When solving a system of linear equations I want to introduce "boundary conditions" (not sure if that's the right term) to the values of the variables. Each variable must be a non-negative integer and has a maximum value.
Here is an example of such a problem; \begin{array}{|c|c|c|c|c|c|c|} \hline a & b & c & d & e & f \\ \hline 1 & 0 & 0 & 0 & 0 & 1 & 1 \\ \hline 0 & 1 & 0 & 0 & 1 & 0 & 1 \\ \hline 0 & 0 & 1 & 0 & 1 & 1 & 2 \\ \hline 0 & 0 & 0 & 1 &-1 &-1 &-1 \\ \hline \end{array} The system of equations is already transformed to reduced echelon form. The given maximum values for variables a to f are as following; \begin{array}{|c|c|c|c|c|c|} \hline a & b & c & d & e & f \\ \hline 1 & 2 & 2 & 1 & 1 & 1 \\ \hline \end{array}
Another condition is that the sum of all variables is a constant, in the case of the example it is 3. This is easily achieved by adding the row "1 1 1 1 1 1 3" (which is already a linear combination of other rows so doesn't add anything).
Without the boundary conditions the trivial solution would be 1 1 2 -1 0 0 but since negative values are not allowed this solution is not valid. With the given conditions the possible solution are;
\begin{array}{|c|c|c|c|c|c|} \hline a & b & c & d & e & f \\ \hline 0 & 0 & 0 & 1 & 1 & 1 \\ \hline 0 & 1 & 1 & 0 & 0 & 1 \\ \hline 1 & 0 & 1 & 0 & 1 & 0 \\ \hline \end{array}
Is there any way of solving this problem in polynomial time complexity? It is not possible to introduce the conditions by adding extra rows to the system of linear equations, right? Eventually I want to solve systems with up to 40 variables.
I preferable want to list all possible solutions but determining whether or not a valid solution exists without brute-forcing all possibilities would also be nice.

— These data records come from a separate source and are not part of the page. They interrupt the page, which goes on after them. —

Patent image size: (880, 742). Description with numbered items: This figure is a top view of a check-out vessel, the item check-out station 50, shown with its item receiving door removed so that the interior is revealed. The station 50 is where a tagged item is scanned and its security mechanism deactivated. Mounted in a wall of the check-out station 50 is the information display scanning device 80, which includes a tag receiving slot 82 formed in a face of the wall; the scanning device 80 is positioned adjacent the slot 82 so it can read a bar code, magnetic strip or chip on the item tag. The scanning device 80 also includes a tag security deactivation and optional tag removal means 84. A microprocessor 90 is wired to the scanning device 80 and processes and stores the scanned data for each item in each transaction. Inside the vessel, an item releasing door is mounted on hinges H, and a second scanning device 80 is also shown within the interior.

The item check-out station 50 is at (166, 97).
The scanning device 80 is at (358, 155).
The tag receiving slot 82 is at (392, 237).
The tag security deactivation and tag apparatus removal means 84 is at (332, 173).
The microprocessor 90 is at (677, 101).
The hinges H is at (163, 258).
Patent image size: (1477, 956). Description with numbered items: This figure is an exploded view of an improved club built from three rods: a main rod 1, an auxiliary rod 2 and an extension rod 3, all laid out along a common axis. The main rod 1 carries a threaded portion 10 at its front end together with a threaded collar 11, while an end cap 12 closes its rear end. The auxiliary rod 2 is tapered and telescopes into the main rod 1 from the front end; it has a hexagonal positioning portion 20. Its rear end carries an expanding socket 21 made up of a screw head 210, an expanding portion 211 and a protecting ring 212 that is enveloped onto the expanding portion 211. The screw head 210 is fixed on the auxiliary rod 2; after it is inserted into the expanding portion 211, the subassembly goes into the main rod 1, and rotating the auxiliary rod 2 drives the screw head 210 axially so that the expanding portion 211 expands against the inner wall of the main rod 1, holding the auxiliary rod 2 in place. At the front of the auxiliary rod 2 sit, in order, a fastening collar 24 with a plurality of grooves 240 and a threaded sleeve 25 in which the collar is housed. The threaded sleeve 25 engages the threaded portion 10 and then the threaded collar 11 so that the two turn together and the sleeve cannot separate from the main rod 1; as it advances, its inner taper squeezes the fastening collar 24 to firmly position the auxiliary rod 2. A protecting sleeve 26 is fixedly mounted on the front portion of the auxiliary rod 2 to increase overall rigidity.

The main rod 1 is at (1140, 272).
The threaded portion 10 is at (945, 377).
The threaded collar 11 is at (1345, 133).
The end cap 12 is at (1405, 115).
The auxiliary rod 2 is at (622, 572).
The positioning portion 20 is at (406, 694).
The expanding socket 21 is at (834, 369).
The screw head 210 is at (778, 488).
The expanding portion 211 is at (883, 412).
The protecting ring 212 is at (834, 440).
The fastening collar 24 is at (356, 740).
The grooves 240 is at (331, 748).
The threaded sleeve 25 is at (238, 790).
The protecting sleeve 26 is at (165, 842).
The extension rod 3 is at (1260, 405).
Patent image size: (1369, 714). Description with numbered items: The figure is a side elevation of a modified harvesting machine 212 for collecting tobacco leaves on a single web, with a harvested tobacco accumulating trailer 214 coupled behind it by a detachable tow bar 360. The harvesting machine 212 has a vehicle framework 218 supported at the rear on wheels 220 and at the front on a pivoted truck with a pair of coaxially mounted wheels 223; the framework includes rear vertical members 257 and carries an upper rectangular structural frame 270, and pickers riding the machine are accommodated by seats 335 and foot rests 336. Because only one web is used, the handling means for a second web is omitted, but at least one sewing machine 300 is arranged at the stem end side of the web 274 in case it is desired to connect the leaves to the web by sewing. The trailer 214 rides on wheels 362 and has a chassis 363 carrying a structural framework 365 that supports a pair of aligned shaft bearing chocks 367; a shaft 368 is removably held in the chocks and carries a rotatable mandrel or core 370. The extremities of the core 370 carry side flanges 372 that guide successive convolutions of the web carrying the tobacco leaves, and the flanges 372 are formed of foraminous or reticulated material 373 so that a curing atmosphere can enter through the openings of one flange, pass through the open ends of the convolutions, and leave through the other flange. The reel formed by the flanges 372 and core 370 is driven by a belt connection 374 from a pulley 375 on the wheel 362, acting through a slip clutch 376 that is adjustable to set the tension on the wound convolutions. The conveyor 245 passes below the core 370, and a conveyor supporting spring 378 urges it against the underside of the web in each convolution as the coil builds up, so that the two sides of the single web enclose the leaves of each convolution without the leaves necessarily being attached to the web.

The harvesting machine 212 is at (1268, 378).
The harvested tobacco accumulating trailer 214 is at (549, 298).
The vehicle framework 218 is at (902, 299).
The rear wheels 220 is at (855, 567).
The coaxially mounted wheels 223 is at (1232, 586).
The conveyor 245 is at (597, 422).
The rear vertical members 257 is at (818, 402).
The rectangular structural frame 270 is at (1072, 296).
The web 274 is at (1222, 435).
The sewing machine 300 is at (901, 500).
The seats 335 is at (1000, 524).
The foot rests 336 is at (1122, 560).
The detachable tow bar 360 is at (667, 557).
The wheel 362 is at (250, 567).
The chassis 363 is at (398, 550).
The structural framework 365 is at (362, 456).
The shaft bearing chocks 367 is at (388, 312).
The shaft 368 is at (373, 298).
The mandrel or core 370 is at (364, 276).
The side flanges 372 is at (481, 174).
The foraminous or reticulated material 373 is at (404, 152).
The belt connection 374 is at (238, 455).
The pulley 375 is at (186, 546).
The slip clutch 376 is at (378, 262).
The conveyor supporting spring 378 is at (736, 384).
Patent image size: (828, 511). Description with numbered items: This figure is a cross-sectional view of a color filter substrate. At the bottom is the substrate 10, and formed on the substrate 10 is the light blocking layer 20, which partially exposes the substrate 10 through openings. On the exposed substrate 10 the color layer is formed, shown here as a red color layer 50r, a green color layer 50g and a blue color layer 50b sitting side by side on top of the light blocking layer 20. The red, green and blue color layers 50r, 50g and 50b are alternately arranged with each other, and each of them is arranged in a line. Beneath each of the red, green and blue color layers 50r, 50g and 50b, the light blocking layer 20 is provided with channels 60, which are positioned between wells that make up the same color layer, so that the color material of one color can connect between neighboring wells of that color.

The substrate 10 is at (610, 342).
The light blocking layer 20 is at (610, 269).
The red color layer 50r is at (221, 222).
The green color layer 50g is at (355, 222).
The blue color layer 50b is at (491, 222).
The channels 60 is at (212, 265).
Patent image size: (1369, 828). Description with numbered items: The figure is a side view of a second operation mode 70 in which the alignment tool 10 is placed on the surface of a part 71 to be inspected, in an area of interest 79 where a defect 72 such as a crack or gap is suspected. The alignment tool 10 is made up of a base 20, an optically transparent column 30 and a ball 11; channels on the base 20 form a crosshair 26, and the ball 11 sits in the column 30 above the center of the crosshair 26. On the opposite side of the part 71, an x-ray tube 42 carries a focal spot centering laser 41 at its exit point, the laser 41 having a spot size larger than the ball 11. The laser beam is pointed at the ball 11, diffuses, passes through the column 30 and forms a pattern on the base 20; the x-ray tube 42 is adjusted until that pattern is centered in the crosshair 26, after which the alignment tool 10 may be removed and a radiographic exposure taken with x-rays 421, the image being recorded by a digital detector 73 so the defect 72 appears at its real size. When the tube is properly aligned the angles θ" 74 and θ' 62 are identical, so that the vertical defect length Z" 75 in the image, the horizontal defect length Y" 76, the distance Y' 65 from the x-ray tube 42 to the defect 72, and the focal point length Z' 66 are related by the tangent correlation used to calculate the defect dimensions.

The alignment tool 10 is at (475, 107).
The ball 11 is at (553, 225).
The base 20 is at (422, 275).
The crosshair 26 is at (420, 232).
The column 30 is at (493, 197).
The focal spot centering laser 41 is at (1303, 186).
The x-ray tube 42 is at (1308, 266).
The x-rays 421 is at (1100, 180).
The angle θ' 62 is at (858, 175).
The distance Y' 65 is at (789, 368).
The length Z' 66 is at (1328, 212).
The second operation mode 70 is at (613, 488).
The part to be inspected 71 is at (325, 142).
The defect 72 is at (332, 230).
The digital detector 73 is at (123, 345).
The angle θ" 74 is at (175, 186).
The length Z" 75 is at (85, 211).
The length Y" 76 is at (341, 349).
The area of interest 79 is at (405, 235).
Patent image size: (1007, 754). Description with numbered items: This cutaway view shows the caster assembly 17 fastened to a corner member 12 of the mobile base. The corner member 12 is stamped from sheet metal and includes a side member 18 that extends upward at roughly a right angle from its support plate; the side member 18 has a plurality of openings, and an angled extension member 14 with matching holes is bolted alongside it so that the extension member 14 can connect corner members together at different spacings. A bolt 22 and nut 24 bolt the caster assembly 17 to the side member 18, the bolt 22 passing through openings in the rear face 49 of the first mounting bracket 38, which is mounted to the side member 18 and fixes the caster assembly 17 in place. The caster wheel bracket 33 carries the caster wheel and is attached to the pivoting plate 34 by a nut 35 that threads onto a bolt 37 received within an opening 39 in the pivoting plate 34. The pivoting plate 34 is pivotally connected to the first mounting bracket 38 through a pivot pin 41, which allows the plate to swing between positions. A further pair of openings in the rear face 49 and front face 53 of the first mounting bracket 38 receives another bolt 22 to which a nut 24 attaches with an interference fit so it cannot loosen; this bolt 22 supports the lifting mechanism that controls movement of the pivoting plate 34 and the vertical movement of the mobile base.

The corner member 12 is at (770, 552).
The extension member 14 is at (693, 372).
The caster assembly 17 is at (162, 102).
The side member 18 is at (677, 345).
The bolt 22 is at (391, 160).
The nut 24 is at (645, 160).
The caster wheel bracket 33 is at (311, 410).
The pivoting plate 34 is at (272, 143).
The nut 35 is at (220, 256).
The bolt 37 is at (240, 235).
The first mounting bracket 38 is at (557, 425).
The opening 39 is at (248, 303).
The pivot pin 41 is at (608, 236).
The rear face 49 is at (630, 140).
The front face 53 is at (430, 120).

Your question is related to integer programming (maximize $c^Tx$ subject to $Ax\leq b$ and $x_i\in\mathbb{Z}$). To get constraints like $Ax=b$ you can do $Ax\leq b$ and $-Ax\leq -b$ and to get constraints like $x_i\geq 0$ you can do $-Ix\leq 0$.
Your problem is about finding feasible points for the optimization problem above; i.e. you don't care about the value of $c^Tx$.
In general, integer programming is NP-complete. Similarly, the task of finding all feasible points cannot be done in polynomial time because there could be exponentially many feasible points. I am unsure about the time complexity of finding a single point.
A general technique for solving integer programs is to first solve the linear program (same problem without integer constraints) and then round it. However, this doesn't always gives the best solution, or guarantee that the rounded point is in your region. There are also plenty of software packages for integer and linear programming, so it might also be worth just seeing if those work out of the box for your needs.
Finally, if your equations have some additional structure, then it might be possible to solve this specific class of problems more efficiently.